Le début et la fin ont été piochés dans Brainless, un roman de Jérôme Noirez.
Comme vous pouvez le constater, nous avons bien déliré.


Début : « Le docteur a expliqué à ma mère, qui à présent buvait ses paroles, que je pourrais reprendre une vie normale, faire ma rentrée au lycée, participer aux activités culturelles et sportives... »

J'étais impatient de retrouver Mary et les autres. Il faudrait bien sûr leur expliquer quelques trucs, que je n'étais pas contagieux et qu'ils ne risquaient rien. À part choper deux-trois maladies s'ils m'embrassaient, me faisaient l'amour, échangeaient leur sang avec le mien, ou même me touchaient. En réalité, il y a peut-être deux ou trois choses sur lesquelles je ferais bien l'impasse. Ne serait-ce que pour Cathy. Sans ça, je n'aurais pas vraiment une "vie normale", après tout. Il faudra juste que j'évite de la griffer comme la dernière fois. En fait, il ne va pas se passer grand chose d'important pour le reste de... mon existence. Pas d'amour, pas d'enfants, pas de reproduction, pas même de séduction par les politiciens : je ne suis techniquement plus électeur. Ou alors, il faut que me trouve une compagne zombie. Mais c'est mal parti : les zombies ne courent pas les rues dans la petite ville de campagne où je suis. Mais il y a Cathy. Cathy. Et si elle devenait zombie elle aussi ? Si, justement, je la griffais à nouveau ? Elle comprendrait alors ma situation. Mieux encore, elle saurait me donner des conseils de maquillage pour cacher ma peau. Pendant que ma mère glousse comme une dinde aux blagues du docteur, je sors mon téléphone pour écrire à Cathy : « Hey, devine ce qui m'est arrivé ! » Elle a l'esprit ouvert, il y a peut-être même une chance que la situation lui plaise.
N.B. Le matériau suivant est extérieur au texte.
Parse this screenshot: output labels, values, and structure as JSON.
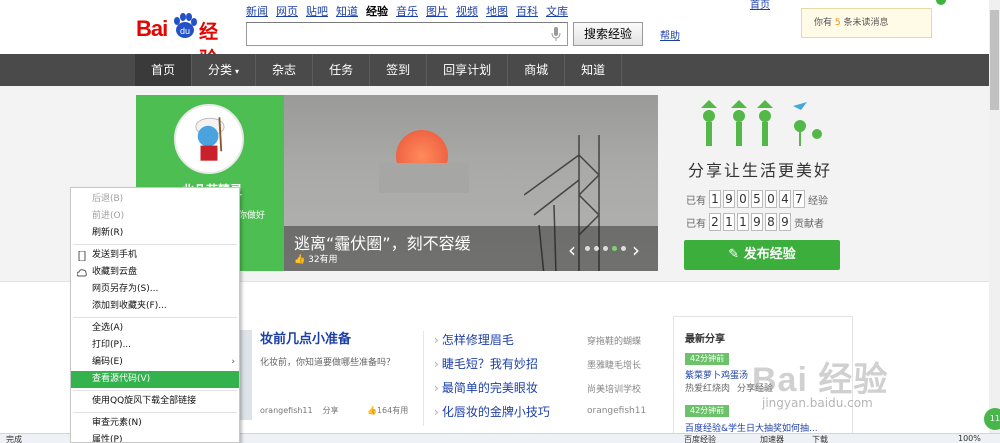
{
  "header": {
    "logo": {
      "text_red": "Bai",
      "text_paw": "du",
      "text_cn": "经验"
    },
    "nav": [
      "新闻",
      "网页",
      "贴吧",
      "知道",
      "经验",
      "音乐",
      "图片",
      "视频",
      "地图",
      "百科",
      "文库"
    ],
    "nav_active_index": 4,
    "search_value": "",
    "search_button": "搜索经验",
    "help": "帮助",
    "top_links": "首页",
    "message": {
      "pre": "你有 ",
      "count": "5",
      "post": " 条未读消息"
    }
  },
  "mainnav": {
    "items": [
      {
        "label": "首页",
        "active": true
      },
      {
        "label": "分类",
        "caret": "▾"
      },
      {
        "label": "杂志"
      },
      {
        "label": "任务"
      },
      {
        "label": "签到"
      },
      {
        "label": "回享计划"
      },
      {
        "label": "商城"
      },
      {
        "label": "知道"
      }
    ]
  },
  "user": {
    "name": "北几花精灵",
    "note": "你做好"
  },
  "slide": {
    "title": "逃离“霾伏圈”，刻不容缓",
    "likes": "32有用",
    "dot_count": 5,
    "active_dot": 3
  },
  "brand": {
    "slogan": "分享让生活更美好",
    "stat1": {
      "pre": "已有",
      "digits": [
        "1",
        "9",
        "0",
        "5",
        "0",
        "4",
        "7"
      ],
      "post": "经验"
    },
    "stat2": {
      "pre": "已有",
      "digits": [
        "2",
        "1",
        "1",
        "9",
        "8",
        "9"
      ],
      "post": "贡献者"
    },
    "publish_button": "发布经验"
  },
  "card": {
    "title": "妆前几点小准备",
    "desc": "化妆前，你知道要做哪些准备吗？",
    "author": "orangefish11",
    "share": "分享",
    "useful": "164有用"
  },
  "list": [
    {
      "title": "怎样修理眉毛",
      "author": "穿拖鞋的蝴蝶"
    },
    {
      "title": "睫毛短？我有妙招",
      "author": "墨雅睫毛增长"
    },
    {
      "title": "最简单的完美眼妆",
      "author": "尚美培训学校"
    },
    {
      "title": "化唇妆的金牌小技巧",
      "author": "orangefish11"
    }
  ],
  "recent": {
    "title": "最新分享",
    "items": [
      {
        "tag": "42分钟前",
        "link": "紫菜萝卜鸡蛋汤",
        "sub1": "热爱红烧肉",
        "sub2": "分享经验"
      },
      {
        "tag": "42分钟前",
        "link": "百度经验&学生日大抽奖如何抽...",
        "sub1": "",
        "sub2": ""
      }
    ]
  },
  "watermark": {
    "text": "Bai 经验",
    "url": "jingyan.baidu.com"
  },
  "statusbar": {
    "left": "完成",
    "items": [
      "百度经验",
      "加速器",
      "下载",
      "100%"
    ]
  },
  "float_badge": "11",
  "context_menu": {
    "items": [
      {
        "label": "后退(B)",
        "disabled": true
      },
      {
        "label": "前进(O)",
        "disabled": true
      },
      {
        "label": "刷新(R)"
      },
      {
        "sep": true
      },
      {
        "label": "发送到手机",
        "icon": "phone"
      },
      {
        "label": "收藏到云盘",
        "icon": "cloud"
      },
      {
        "label": "网页另存为(S)..."
      },
      {
        "label": "添加到收藏夹(F)..."
      },
      {
        "sep": true
      },
      {
        "label": "全选(A)"
      },
      {
        "label": "打印(P)..."
      },
      {
        "label": "编码(E)",
        "submenu": true
      },
      {
        "label": "查看源代码(V)",
        "highlight": true
      },
      {
        "sep": true
      },
      {
        "label": "使用QQ旋风下载全部链接"
      },
      {
        "sep": true
      },
      {
        "label": "审查元素(N)"
      },
      {
        "label": "属性(P)"
      }
    ]
  },
  "colors": {
    "accent": "#3cae3c",
    "brand_red": "#e10602",
    "nav_bg": "#4a4a4a",
    "link": "#1d3fa8",
    "menu_highlight": "#33b24e"
  }
}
Le médecin me tend l'ordonnance pour mes injections de formol. C'est le côté un peu contraignant de la situation : les injections, les visites médicales régulières, la vie cadrée par les « gens sains » qui veulent se protéger. Tout serait plus facile, si ils devenaient comme nous. La poche de mon jean émet un gazouillis : « Vas-y, raconte ? »
Je sèche pour la réponse, comment lui dire ? Le texto n'est pas une bonne idée finalement. Oui, je vais lui dire en face. « J'arrive chez toi dans 5 min » Non... Mauvaise idée. Mais qu'est ce qui me prend ? Je crois que ce dont le docteur parlait a déjà commencé. La dégénérescence du cerveau. Je devrais aller chez le boucher me refaire une santé d'abord. Non. Après je vais sentir. Et puis, si je me nourris maintenant, jamais je n'aurai assez faim pour la faire devenir comme moi. Il faudrait que je puisse la dévorer. Elle aimera sûrement ça, il faut que j'aille la voir maintenant. Oui, il faut... il faut que je la morde... que je morde les gens... ils doivent tous devenir zombie, c'est la solution.
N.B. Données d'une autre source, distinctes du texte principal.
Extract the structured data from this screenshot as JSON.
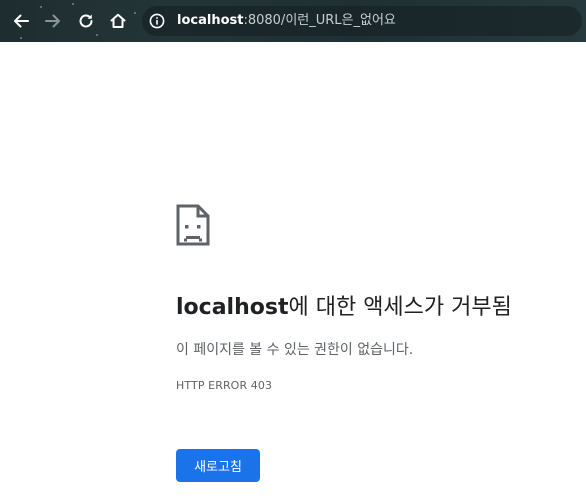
{
  "browser": {
    "url_host": "localhost",
    "url_rest": ":8080/이런_URL은_없어요"
  },
  "error_page": {
    "heading_host": "localhost",
    "heading_rest": "에 대한 액세스가 거부됨",
    "message": "이 페이지를 볼 수 있는 권한이 없습니다.",
    "error_code": "HTTP ERROR 403",
    "reload_label": "새로고침"
  },
  "icons": {
    "back": "back-arrow-icon",
    "forward": "forward-arrow-icon",
    "reload": "reload-icon",
    "home": "home-icon",
    "site_info": "info-icon",
    "page_error": "sad-document-icon"
  },
  "colors": {
    "accent": "#1a73e8",
    "heading_text": "#202124",
    "body_text": "#5f6368"
  }
}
Le professeur sort du cabinet avec ma mère. En voyant mon état il dit simplement : « N'oubliez pas le traitement inhibiteur, pour éviter les crises. Avec ça il aura un comportement normal. »
- JE SUIS NORMAL ! m'écrié-je. Ils m'énervent et me donnent faim. Je sors en claquant la porte derrière moi. J'ai de plus en plus envie de voir Cathy. Elle me fait me sentir normal. Bien sûr, elle ne sait pas encore ce qui m'arrive, mais je suis sûre qu'elle sera compréhensive. Peut-être même qu'elle me laisserait... Non, je déraille. Mais je ne me sens pas anormal ! Pas avec elle en tous cas... Je suis content de ce qui m'arrive, d'avoir encore une chance !
J'ai pris ma décision, je vais la voir de ce pas. Je prends quand même une pilule d'inhibiteur, j'ai besoin d'avoir les idées claires pour lui expliquer. Je me retrouve rapidement devant sa porte, le doigt effleurant la sonnette.
Elle ouvre la porte, affiche un air réjoui et veut me faire la bise, mais je l'esquive. Avec un sourire désolé, je lui propose de monter jusqu'à sa chambre. Sa mère nous regarde passer avec inquiétude. Elle a toujours peur qu'il se passe des choses douteuses sous son toit. Je crois que l'idée de sa fille au lit avec un loser comme moi la dérange profondément.
Elle m'énerve, à me regarder comme ça. Je pensais que la pilule inhibiteur aurait déjà fait effet, mais je sens la faim revenir. Sans que je m'en rende compte, mes dents se plantent dans le bras de sa mère.
« Ah non ! » crie-t-elle avant de me donner une claque. Elle examine la morsure : « Regarde-moi ça, heureusement que je suis vaccinée. Il va falloir que tu te contrôles mon p'tit gars, j'ai pas envie que tout le quartier devienne fou. »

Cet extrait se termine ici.